The ones in real need are rarely so verbally gifted. And how many of us commit charity to make ourselves feel better, hmm? The better they say, "thanks," the better we feel.

We have the highest incarceration rate in the world, over 2 million prisoners in the U.S., approaching 0.5% of our population, easily outnumbering doctors. Our charges have a 67% recidivism rate within three years.

Half of our inmates committed non-violent crime, usually drug-related. If we released them, the money saved could fund universal health insurance (this is just an estimate of mine, when combined with present programs; I don't claim to have the math down, but the savings would be 300 billion).

The cost of maintaining one prisoner for a year in California is about $30,000, a figure above the poverty level for a single person, even if that person is forced to live in an 8 X 6 cell, sometimes with two other roommates.

Is this crazy or what?

And some guards, with only a high school education, overtime included, make over $200,000 a year--more than some wardens.

Upon discharge a prisoner gets a bus ticket and the clothes he came in with, along with any money he earned (at 10 cents an hour) that he didn’t spend on deodorant or cigarettes. God bless America. If there’s no “home” to return to, the bus takes him nowhere. Bleakness. Repetition. Devaluation. Reward for predation.

Everyone's corrupt. But society would collapse without enforcers. Who would police Iraq? Who would punish Scooter Libby? Who would object to political firings of federal DAs when the executive branch has full power to fire any they please?

The greatest danger to Plato's Republic is not poets but literacy. Especially literacy in the pursuit of facts. God forbid. Put on a dark suit and answer your roll call vote. Constituents are barbituates.

I listened with great interest to a medicinal herbalist the other day. “Milk thistle gives you a positive glow,” he said. “It’s good for your liver. Figwort helps in detox.”

Why do I bring this up? Because he’s dealing drugs and giving medical advice.
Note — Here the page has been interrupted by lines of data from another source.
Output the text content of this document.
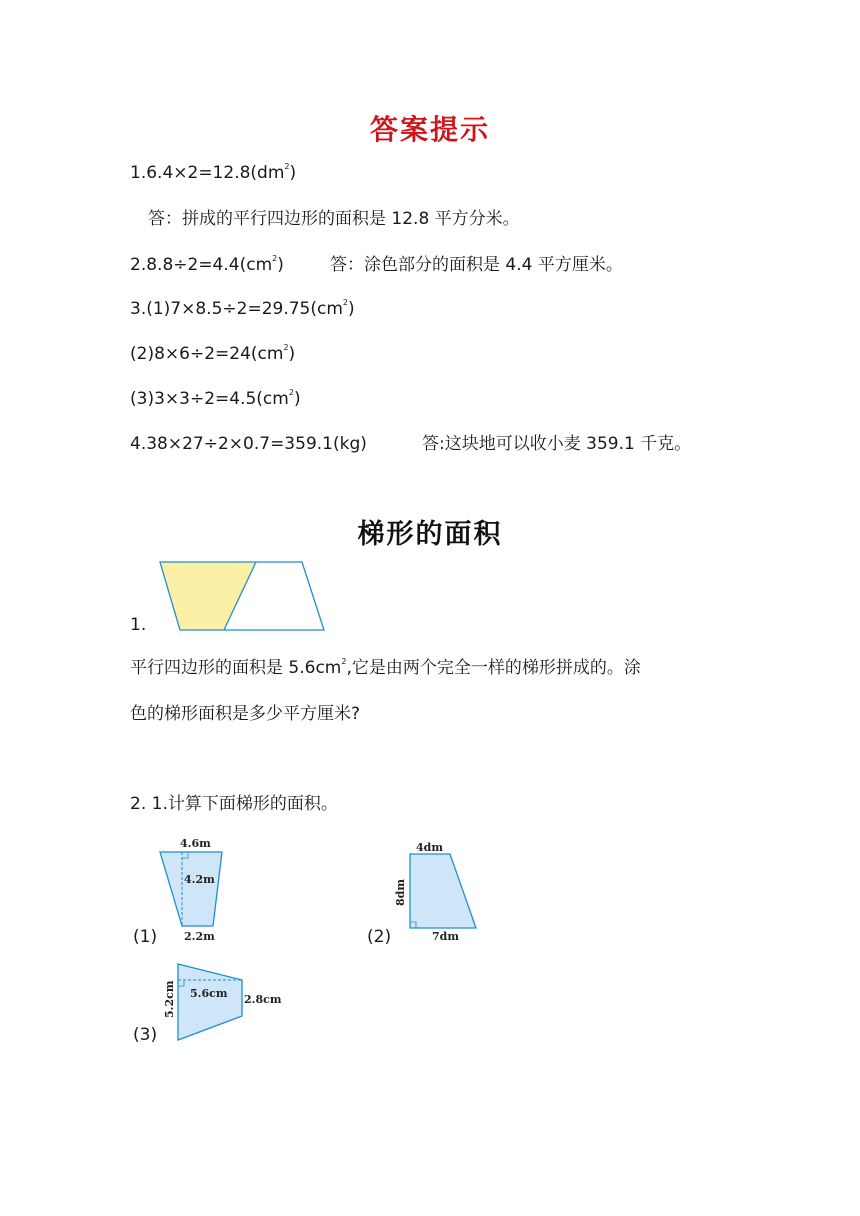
答案提示
$1.6.4\times 2=12.8(dm^2)$
答：拼成的平行四边形的面积是 12.8 平方分米。
$2.8.8\div 2=4.4(cm^2)$	答：涂色部分的面积是 4.4 平方厘米。
$3.(1)7\times 8.5\div 2=29.75(cm^2)$
$(2)8\times 6\div 2=24(cm^2)$
$(3)3\times 3\div 2=4.5(cm^2)$
4.38×27÷2×0.7=359.1(kg)	答:这块地可以收小麦 359.1 千克。
梯形的面积
1.
平行四边形的面积是 $5.6cm^2$,它是由两个完全一样的梯形拼成的。涂
色的梯形面积是多少平方厘米?
2. 1.计算下面梯形的面积。
4.6m
4.2m
2.2m
(1)
4dm
8dm
7dm
(2)
5.6cm
5.2cm	2.8cm
(3)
Shouldn't he be in prison if the law were applied equally?

The worst doctors go into enforcement; those almost as bad go into business.

I have often said that if every statute on city, state and federal books were enforced, we would all be in prison. How would we then pay the guards? By making license plates?

Good and evil are not absolutes in society; they are defined by current culture. Heretics were formerly burned and now drug dealers are incarcerated. Witches were put to death but now Wicca is chic. Debtors once went to prison but are now offered more credit cards.

Am I arrogant? Is it arrogant to spew the truth as I see it without need to please any constituency?

I think not. People don’t have to read me. Take me off your bookmarks; to otherwise complain is a self-pitying paradox.

I can’t wait for sleep to come. Being awake is so much work. I’m so tired of the player piano of my brain. If only I could come by some new rolls.

Fuck everything that moves. Bless the rocks.

I hate you all as much as I love you. I flagellate myself to please you. How I wish for ataraxia!

Please receive this rant as a rant and not as an essay. Or don't. Eat me.

Oh, and as for the secret? Listen to the Beatles. If you don't decipher it you're not meant to.